Therapy with antibiotics for occult in utero infections believed to be associated with preterm labor had mixed results, but meta-analysis indicated marginally significant improvements in two maternal outcomes (length of pregnancy and gestational age). Significant increases in birth weight were not found.
No RCT of home uterine activity monitoring that controlled for the cointervention of nursing support found a significant effect from use of this device. Meta-analysis confirmed this “no- effect” conclusion in relation to gestational age at birth and birth weight.
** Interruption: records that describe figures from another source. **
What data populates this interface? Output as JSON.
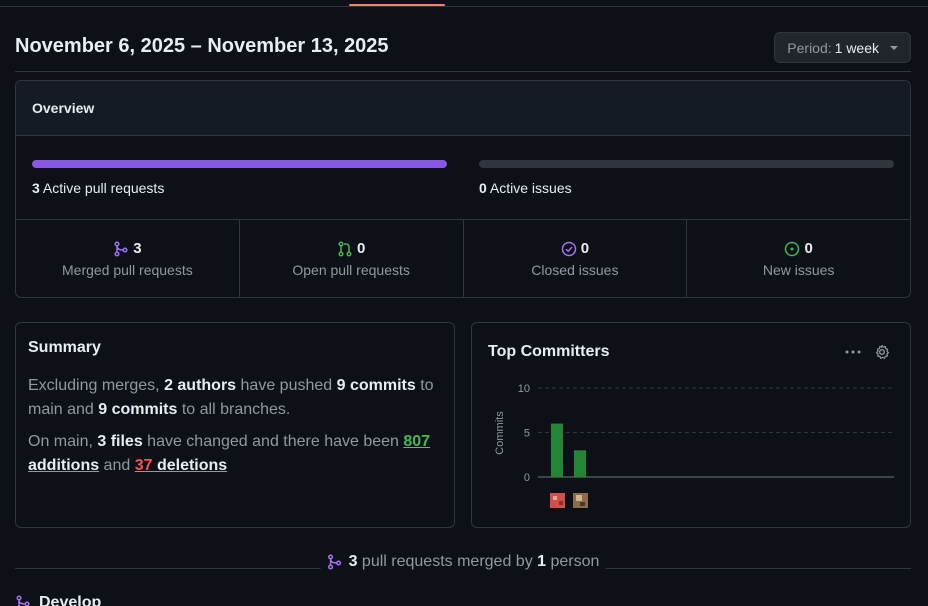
{
  "date_range": "November 6, 2025 – November 13, 2025",
  "period": {
    "label": "Period:",
    "value": "1 week"
  },
  "overview": {
    "title": "Overview",
    "active_prs": {
      "count": "3",
      "label": "Active pull requests",
      "fill": 1.0
    },
    "active_issues": {
      "count": "0",
      "label": "Active issues",
      "fill": 0.0
    },
    "stats": [
      {
        "value": "3",
        "label": "Merged pull requests",
        "icon": "merge-icon",
        "color": "#a371f7"
      },
      {
        "value": "0",
        "label": "Open pull requests",
        "icon": "pull-request-icon",
        "color": "#3fb950"
      },
      {
        "value": "0",
        "label": "Closed issues",
        "icon": "issue-closed-icon",
        "color": "#a371f7"
      },
      {
        "value": "0",
        "label": "New issues",
        "icon": "issue-opened-icon",
        "color": "#3fb950"
      }
    ]
  },
  "summary": {
    "title": "Summary",
    "p1": {
      "t1": "Excluding merges, ",
      "authors": "2 authors",
      "t2": " have pushed ",
      "commits_main": "9 commits",
      "t3": " to main and ",
      "commits_all": "9 commits",
      "t4": " to all branches."
    },
    "p2": {
      "t1": "On main, ",
      "files": "3 files",
      "t2": " have changed and there have been ",
      "additions_n": "807",
      "additions_w": " additions",
      "t3": " and ",
      "deletions_n": "37",
      "deletions_w": " deletions"
    }
  },
  "top_committers": {
    "title": "Top Committers",
    "more_icon": "kebab-horizontal-icon",
    "settings_icon": "gear-icon"
  },
  "chart_data": {
    "type": "bar",
    "ylabel": "Commits",
    "yticks": [
      0,
      5,
      10
    ],
    "ylim": [
      0,
      10
    ],
    "grid": true,
    "categories": [
      "committer-1",
      "committer-2"
    ],
    "values": [
      6,
      3
    ],
    "bar_color": "#238636"
  },
  "merged": {
    "count": "3",
    "mid": " pull requests merged by ",
    "people": "1",
    "tail": " person"
  },
  "branch": {
    "name": "Develop"
  }
}
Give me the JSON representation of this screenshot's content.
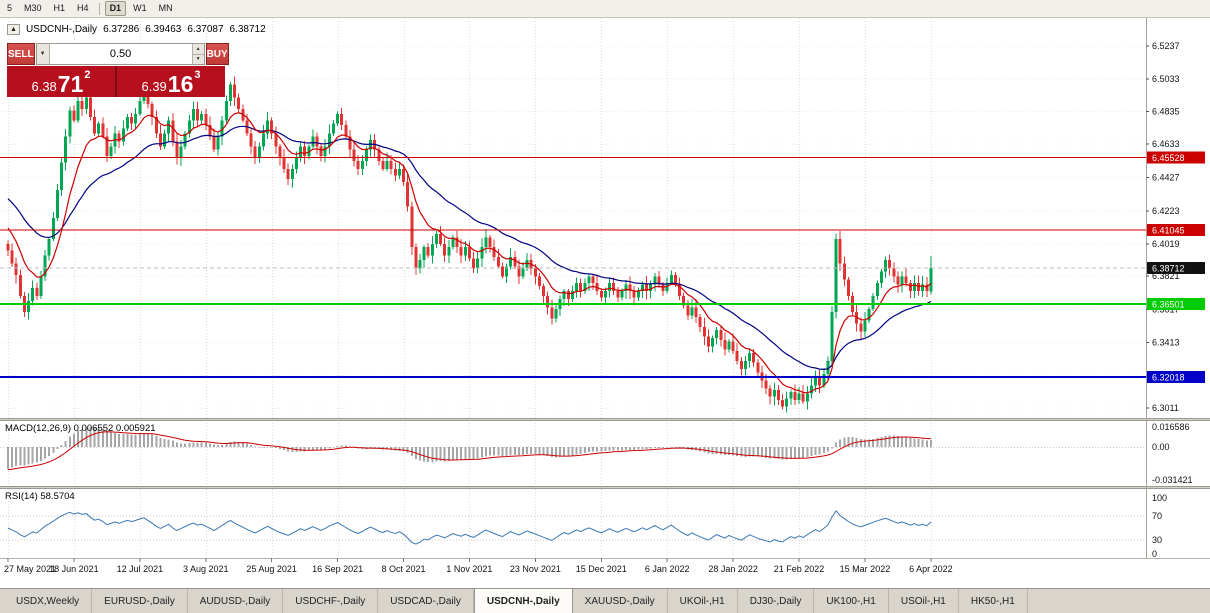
{
  "toolbar": {
    "timeframes": [
      "5",
      "M30",
      "H1",
      "H4",
      "D1",
      "W1",
      "MN"
    ],
    "active": "D1"
  },
  "chart_header": {
    "collapse_icon": "▲",
    "symbol": "USDCNH-,Daily",
    "open": "6.37286",
    "high": "6.39463",
    "low": "6.37087",
    "close": "6.38712"
  },
  "trade_widget": {
    "sell_label": "SELL",
    "buy_label": "BUY",
    "volume": "0.50",
    "bid": {
      "big": "6.38",
      "pips": "71",
      "sup": "2"
    },
    "ask": {
      "big": "6.39",
      "pips": "16",
      "sup": "3"
    }
  },
  "tabbar": {
    "tabs": [
      "USDX,Weekly",
      "EURUSD-,Daily",
      "AUDUSD-,Daily",
      "USDCHF-,Daily",
      "USDCAD-,Daily",
      "USDCNH-,Daily",
      "XAUUSD-,Daily",
      "UKOil-,H1",
      "DJ30-,Daily",
      "UK100-,H1",
      "USOil-,H1",
      "HK50-,H1"
    ],
    "active_index": 5
  },
  "chart_data": {
    "type": "candlestick",
    "symbol": "USDCNH",
    "timeframe": "Daily",
    "up_color": "#00a651",
    "down_color": "#e03434",
    "price_axis_ticks": [
      6.5237,
      6.5033,
      6.4835,
      6.4633,
      6.4427,
      6.4223,
      6.4019,
      6.3821,
      6.3617,
      6.3413,
      6.3209,
      6.3011
    ],
    "levels": [
      {
        "price": 6.45528,
        "label": "6.45528",
        "color": "#cc0000",
        "width": 1
      },
      {
        "price": 6.41045,
        "label": "6.41045",
        "color": "#cc0000",
        "width": 1
      },
      {
        "price": 6.36501,
        "label": "6.36501",
        "color": "#00cc00",
        "width": 2
      },
      {
        "price": 6.32018,
        "label": "6.32018",
        "color": "#0000c8",
        "width": 2
      }
    ],
    "current_price": {
      "value": 6.38712,
      "label": "6.38712"
    },
    "date_labels": [
      "27 May 2021",
      "18 Jun 2021",
      "12 Jul 2021",
      "3 Aug 2021",
      "25 Aug 2021",
      "16 Sep 2021",
      "8 Oct 2021",
      "1 Nov 2021",
      "23 Nov 2021",
      "15 Dec 2021",
      "6 Jan 2022",
      "28 Jan 2022",
      "21 Feb 2022",
      "15 Mar 2022",
      "6 Apr 2022"
    ],
    "bars_per_label": 16,
    "closes": [
      6.398,
      6.39,
      6.383,
      6.37,
      6.36,
      6.367,
      6.375,
      6.37,
      6.382,
      6.395,
      6.405,
      6.418,
      6.435,
      6.452,
      6.468,
      6.484,
      6.478,
      6.49,
      6.485,
      6.492,
      6.48,
      6.47,
      6.476,
      6.468,
      6.456,
      6.462,
      6.47,
      6.465,
      6.473,
      6.48,
      6.476,
      6.482,
      6.49,
      6.496,
      6.488,
      6.48,
      6.47,
      6.462,
      6.47,
      6.478,
      6.465,
      6.455,
      6.462,
      6.47,
      6.478,
      6.485,
      6.478,
      6.482,
      6.475,
      6.468,
      6.46,
      6.468,
      6.478,
      6.49,
      6.5,
      6.492,
      6.485,
      6.478,
      6.47,
      6.462,
      6.455,
      6.462,
      6.47,
      6.478,
      6.47,
      6.462,
      6.455,
      6.448,
      6.442,
      6.448,
      6.455,
      6.462,
      6.456,
      6.462,
      6.468,
      6.462,
      6.456,
      6.462,
      6.47,
      6.476,
      6.482,
      6.475,
      6.468,
      6.46,
      6.453,
      6.448,
      6.453,
      6.46,
      6.466,
      6.46,
      6.453,
      6.448,
      6.453,
      6.448,
      6.444,
      6.448,
      6.44,
      6.425,
      6.4,
      6.387,
      6.392,
      6.4,
      6.395,
      6.402,
      6.408,
      6.402,
      6.395,
      6.4,
      6.406,
      6.4,
      6.395,
      6.4,
      6.393,
      6.387,
      6.393,
      6.4,
      6.406,
      6.4,
      6.394,
      6.388,
      6.382,
      6.388,
      6.394,
      6.388,
      6.382,
      6.387,
      6.392,
      6.387,
      6.382,
      6.376,
      6.37,
      6.363,
      6.356,
      6.362,
      6.368,
      6.373,
      6.368,
      6.373,
      6.378,
      6.373,
      6.378,
      6.382,
      6.378,
      6.373,
      6.369,
      6.373,
      6.378,
      6.373,
      6.369,
      6.373,
      6.377,
      6.373,
      6.369,
      6.373,
      6.377,
      6.373,
      6.377,
      6.382,
      6.377,
      6.373,
      6.378,
      6.383,
      6.377,
      6.37,
      6.364,
      6.358,
      6.363,
      6.357,
      6.351,
      6.345,
      6.339,
      6.344,
      6.349,
      6.343,
      6.337,
      6.342,
      6.336,
      6.33,
      6.325,
      6.33,
      6.335,
      6.329,
      6.323,
      6.318,
      6.313,
      6.308,
      6.312,
      6.306,
      6.302,
      6.307,
      6.311,
      6.306,
      6.31,
      6.305,
      6.31,
      6.315,
      6.32,
      6.315,
      6.322,
      6.33,
      6.36,
      6.405,
      6.39,
      6.38,
      6.37,
      6.36,
      6.353,
      6.348,
      6.355,
      6.362,
      6.37,
      6.378,
      6.385,
      6.392,
      6.387,
      6.382,
      6.377,
      6.382,
      6.378,
      6.373,
      6.378,
      6.373,
      6.377,
      6.3729,
      6.3871
    ],
    "ma_fast": {
      "color": "#cc0000",
      "period": 10,
      "seed": 6.415
    },
    "ma_slow": {
      "color": "#000080",
      "period": 30,
      "seed": 6.432
    },
    "macd": {
      "label": "MACD(12,26,9)",
      "value_main": "0.006552",
      "value_signal": "0.005921",
      "fast": 12,
      "slow": 26,
      "signal": 9,
      "seed_fast": 6.378,
      "seed_slow": 6.408,
      "axis_max": "0.016586",
      "axis_zero": "0.00",
      "axis_min": "-0.031421",
      "hist_color": "#a6a6a6",
      "signal_color": "#cc0000"
    },
    "rsi": {
      "label": "RSI(14)",
      "value": "58.5704",
      "period": 14,
      "axis": [
        "100",
        "70",
        "30",
        "0"
      ],
      "levels": [
        70,
        30
      ],
      "line_color": "#3c78b4"
    }
  }
}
Based on the literature reviewed, two biologic markers (fFN and EVUSD) are found to be quite useful in identifying women in preterm labor who are at low risk of experiencing a preterm birth. Although the evidence remains mixed, certain tocolytics – beta-mimetics, calcium channel blockers, magnesium sulfate, and NSAIDs – appear effective in prolonging pregnancy when used as first-line agents in arresting preterm labor, but beta- mimetics in comparison with other tocolytics seem to present a higher risk of maternal harms. Ethanol is not found to be an appropriate tocolytic agent. Tocolytics are not useful as maintenance interventions. Antibiotics for suspected genital tract infections may be useful. Home uterine activity monitoring was found to confer no maternal or fetal/neonatal benefits.
The literature concerning the management of preterm labor is flawed in several ways relating largely to definitions of preterm labor, appropriate measures of outcomes, and use of survival analysis. Epidemiologic research as well as additional efficacy and effectiveness studies of the two biologic markers, selected tocolytics, and antibiotics are warranted.